What are we looking for in a candidate?
The University of Ottawa, Faculty of Law, Common Law Section is a vibrant and diverse academic environment that trains competent lawyers who are sensitive to the needs of their community. To ensure that the student body represents the fullest possible range of social, economic, ethnic and cultural perspectives in our society, the Admissions Committee considers many factors in evaluating applicants.
- significant achievements in extracurricular activities while at university or in community involvement;
- outstanding qualities or achievements in previous careers;
- linguistic, cultural or other factors that add to an applicant’s overall academic achievement; and
- personal success in overcoming challenges such as a disability or financial hardship.
Any information provided will be considered in a manner consistent with the Ontario Human Rights Code.

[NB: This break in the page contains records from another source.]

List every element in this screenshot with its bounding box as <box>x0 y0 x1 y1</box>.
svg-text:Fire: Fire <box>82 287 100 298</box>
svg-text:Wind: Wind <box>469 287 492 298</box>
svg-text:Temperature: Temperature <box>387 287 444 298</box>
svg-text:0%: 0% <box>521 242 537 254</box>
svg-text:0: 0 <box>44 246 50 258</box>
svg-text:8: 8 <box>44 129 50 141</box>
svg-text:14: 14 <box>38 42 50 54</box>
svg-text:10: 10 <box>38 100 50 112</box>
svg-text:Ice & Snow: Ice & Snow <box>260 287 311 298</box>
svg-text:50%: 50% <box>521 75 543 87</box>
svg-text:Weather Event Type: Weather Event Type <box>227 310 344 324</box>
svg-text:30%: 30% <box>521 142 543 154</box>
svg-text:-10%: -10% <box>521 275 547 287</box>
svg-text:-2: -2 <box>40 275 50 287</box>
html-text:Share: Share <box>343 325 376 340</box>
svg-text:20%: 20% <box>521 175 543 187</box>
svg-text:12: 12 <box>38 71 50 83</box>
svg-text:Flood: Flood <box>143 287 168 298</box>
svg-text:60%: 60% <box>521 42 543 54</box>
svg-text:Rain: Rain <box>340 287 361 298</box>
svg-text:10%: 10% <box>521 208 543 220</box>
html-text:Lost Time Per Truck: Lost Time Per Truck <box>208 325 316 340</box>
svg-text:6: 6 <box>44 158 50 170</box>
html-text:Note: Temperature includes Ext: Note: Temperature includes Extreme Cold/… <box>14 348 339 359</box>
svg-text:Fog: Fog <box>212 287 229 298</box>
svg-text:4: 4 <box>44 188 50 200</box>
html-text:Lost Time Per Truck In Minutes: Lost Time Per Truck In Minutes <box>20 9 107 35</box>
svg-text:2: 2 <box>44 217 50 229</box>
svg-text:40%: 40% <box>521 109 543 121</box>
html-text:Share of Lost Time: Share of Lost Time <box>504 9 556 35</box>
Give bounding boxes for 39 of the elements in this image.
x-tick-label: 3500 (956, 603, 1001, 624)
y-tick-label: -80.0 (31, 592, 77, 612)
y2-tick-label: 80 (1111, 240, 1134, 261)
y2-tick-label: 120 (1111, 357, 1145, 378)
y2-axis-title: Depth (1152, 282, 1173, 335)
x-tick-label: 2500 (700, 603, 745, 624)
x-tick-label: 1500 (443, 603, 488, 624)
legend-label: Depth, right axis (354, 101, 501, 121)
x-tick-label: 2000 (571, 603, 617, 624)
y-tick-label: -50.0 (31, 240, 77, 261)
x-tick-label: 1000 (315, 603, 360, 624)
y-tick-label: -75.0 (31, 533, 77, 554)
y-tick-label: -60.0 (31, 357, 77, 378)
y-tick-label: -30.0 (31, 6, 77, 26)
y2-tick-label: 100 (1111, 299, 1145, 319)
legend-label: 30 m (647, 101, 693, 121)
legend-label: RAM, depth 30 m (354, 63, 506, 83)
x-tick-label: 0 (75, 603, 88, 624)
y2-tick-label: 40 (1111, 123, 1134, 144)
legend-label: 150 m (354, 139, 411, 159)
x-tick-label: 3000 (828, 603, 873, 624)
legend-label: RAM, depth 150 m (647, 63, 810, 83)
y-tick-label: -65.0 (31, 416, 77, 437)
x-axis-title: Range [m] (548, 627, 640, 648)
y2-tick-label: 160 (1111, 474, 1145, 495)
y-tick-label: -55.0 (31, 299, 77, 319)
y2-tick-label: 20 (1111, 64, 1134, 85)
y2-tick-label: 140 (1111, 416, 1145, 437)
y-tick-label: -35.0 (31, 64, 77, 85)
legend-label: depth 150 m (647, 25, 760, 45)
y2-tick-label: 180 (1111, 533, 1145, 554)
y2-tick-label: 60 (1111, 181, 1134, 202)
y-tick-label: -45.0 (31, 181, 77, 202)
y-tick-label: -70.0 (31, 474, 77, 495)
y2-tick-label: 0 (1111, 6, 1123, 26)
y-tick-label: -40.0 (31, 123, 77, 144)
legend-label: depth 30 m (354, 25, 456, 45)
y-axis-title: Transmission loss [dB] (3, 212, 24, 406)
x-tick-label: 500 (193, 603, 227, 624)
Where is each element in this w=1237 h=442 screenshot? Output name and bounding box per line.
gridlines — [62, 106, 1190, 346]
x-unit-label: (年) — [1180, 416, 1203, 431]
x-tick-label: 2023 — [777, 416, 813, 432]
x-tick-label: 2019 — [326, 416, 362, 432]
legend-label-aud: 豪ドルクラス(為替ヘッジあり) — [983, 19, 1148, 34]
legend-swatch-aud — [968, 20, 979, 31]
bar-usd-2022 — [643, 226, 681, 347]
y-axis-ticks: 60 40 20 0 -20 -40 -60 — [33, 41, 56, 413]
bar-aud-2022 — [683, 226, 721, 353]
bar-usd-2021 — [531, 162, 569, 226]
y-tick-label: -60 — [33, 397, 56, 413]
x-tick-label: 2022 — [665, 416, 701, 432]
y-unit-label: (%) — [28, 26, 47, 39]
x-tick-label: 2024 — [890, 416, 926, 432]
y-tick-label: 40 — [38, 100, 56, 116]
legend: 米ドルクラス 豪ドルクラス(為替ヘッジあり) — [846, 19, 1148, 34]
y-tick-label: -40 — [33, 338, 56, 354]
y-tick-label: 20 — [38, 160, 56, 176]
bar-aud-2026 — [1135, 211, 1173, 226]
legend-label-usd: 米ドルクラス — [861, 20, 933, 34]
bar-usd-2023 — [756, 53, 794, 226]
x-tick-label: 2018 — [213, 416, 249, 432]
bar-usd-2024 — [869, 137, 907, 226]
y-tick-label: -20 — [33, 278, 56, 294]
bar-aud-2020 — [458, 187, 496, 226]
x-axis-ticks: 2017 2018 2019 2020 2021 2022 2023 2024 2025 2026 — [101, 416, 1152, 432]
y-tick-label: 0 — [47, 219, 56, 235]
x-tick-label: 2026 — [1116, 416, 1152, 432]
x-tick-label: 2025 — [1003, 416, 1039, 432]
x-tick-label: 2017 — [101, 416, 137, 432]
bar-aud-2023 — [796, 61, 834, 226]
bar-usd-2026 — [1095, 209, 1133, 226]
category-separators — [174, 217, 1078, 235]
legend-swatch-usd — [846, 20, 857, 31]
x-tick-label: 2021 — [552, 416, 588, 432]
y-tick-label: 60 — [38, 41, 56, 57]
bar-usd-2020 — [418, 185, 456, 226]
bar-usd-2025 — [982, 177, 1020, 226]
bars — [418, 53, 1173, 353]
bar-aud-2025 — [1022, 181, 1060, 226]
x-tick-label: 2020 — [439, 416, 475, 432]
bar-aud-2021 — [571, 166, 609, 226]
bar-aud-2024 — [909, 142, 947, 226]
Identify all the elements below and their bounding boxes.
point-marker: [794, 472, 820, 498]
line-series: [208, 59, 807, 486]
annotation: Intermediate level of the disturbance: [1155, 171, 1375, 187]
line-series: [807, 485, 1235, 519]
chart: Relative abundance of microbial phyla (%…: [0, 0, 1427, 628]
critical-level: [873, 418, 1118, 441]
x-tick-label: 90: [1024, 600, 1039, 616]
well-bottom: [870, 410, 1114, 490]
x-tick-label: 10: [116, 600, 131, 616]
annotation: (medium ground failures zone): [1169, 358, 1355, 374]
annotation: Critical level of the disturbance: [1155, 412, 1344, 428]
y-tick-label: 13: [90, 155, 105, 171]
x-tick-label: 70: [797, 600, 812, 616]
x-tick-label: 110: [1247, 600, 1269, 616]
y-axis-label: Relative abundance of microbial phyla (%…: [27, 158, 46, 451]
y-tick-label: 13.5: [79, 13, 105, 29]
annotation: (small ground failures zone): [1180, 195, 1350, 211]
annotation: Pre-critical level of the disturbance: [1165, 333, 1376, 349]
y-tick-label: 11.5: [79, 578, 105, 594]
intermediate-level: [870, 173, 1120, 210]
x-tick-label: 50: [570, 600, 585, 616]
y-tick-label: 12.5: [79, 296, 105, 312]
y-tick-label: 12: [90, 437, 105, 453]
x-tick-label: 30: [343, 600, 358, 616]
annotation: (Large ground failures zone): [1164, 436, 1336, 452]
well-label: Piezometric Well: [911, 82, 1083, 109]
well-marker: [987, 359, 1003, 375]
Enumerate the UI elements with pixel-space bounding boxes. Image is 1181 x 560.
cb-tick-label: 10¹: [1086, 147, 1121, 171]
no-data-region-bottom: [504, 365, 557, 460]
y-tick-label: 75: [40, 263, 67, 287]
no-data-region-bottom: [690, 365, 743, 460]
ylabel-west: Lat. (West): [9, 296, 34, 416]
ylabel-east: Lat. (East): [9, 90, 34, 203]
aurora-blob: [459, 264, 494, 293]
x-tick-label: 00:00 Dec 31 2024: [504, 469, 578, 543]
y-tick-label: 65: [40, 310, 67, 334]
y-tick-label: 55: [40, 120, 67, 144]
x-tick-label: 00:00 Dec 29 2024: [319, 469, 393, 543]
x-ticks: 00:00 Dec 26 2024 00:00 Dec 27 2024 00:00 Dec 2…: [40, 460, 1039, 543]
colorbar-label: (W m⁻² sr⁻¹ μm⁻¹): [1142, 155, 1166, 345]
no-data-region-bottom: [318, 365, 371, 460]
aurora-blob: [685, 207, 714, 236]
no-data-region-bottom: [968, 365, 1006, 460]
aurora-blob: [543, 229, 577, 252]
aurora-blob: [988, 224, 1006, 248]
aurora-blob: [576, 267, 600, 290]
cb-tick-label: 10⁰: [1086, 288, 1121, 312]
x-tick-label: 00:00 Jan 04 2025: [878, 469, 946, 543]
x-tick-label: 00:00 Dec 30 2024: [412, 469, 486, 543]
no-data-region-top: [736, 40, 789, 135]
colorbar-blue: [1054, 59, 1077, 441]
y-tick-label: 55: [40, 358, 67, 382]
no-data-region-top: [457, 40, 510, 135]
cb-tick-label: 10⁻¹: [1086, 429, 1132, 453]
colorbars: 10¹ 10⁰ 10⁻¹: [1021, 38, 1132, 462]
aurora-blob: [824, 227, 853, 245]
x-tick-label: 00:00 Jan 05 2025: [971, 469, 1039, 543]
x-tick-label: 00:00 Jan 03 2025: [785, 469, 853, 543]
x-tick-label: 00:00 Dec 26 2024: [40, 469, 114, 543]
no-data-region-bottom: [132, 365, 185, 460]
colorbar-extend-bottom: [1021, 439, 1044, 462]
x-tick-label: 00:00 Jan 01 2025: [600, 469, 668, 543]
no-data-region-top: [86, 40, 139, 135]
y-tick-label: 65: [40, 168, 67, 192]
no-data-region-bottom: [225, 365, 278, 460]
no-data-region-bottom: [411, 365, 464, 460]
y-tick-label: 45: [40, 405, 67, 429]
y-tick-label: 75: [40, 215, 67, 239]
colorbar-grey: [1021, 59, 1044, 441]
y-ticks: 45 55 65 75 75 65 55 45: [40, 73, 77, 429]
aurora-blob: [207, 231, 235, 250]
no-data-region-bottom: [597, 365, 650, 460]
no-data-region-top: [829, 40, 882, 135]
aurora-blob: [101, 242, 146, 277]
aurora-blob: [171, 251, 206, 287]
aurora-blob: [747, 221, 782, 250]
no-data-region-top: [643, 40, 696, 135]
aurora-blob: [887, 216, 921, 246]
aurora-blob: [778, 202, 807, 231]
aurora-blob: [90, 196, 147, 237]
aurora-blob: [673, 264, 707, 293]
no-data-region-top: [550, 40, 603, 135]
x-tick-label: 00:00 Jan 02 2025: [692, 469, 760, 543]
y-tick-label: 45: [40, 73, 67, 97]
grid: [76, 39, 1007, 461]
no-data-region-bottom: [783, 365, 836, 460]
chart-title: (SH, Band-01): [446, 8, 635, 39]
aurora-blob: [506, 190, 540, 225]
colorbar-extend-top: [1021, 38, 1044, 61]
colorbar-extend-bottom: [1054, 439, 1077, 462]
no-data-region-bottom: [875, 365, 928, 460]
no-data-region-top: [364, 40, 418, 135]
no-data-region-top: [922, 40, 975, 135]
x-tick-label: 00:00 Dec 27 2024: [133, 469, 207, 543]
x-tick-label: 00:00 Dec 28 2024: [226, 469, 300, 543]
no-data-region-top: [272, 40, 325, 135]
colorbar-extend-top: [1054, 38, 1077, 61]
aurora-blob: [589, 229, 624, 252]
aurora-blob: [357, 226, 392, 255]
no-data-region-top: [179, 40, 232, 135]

A strong CGPA at the undergraduate level
Apart from those in the Mature category, applicants must have completed at least three years of undergraduate studies (the equivalent of 90 credits or 30 half-courses) prior to beginning law school. Students are strongly encouraged to complete their undergraduate program of studies in full prior to beginning law school.
Undergraduate academic performance is a significant numerical factor in the evaluation process. Most successful applicants have at least an A- or 80% average overall (CGPA).
A high LSAT score
The Law School Admission Test (LSAT) is mandatory for admission to the English JD program. The Faculty of Law does not have a cut-off or minimum score requirement. However, the Law School looks for an LSAT score above the 70th percentile (157).
The weight given to the LSAT will vary according to the other elements in your file. If English is not your first language, the LSAT, while relevant, may carry less weight in the Admission Committee’s evaluation of the application. The LSAT is not a requirement for admission to our French JD programs.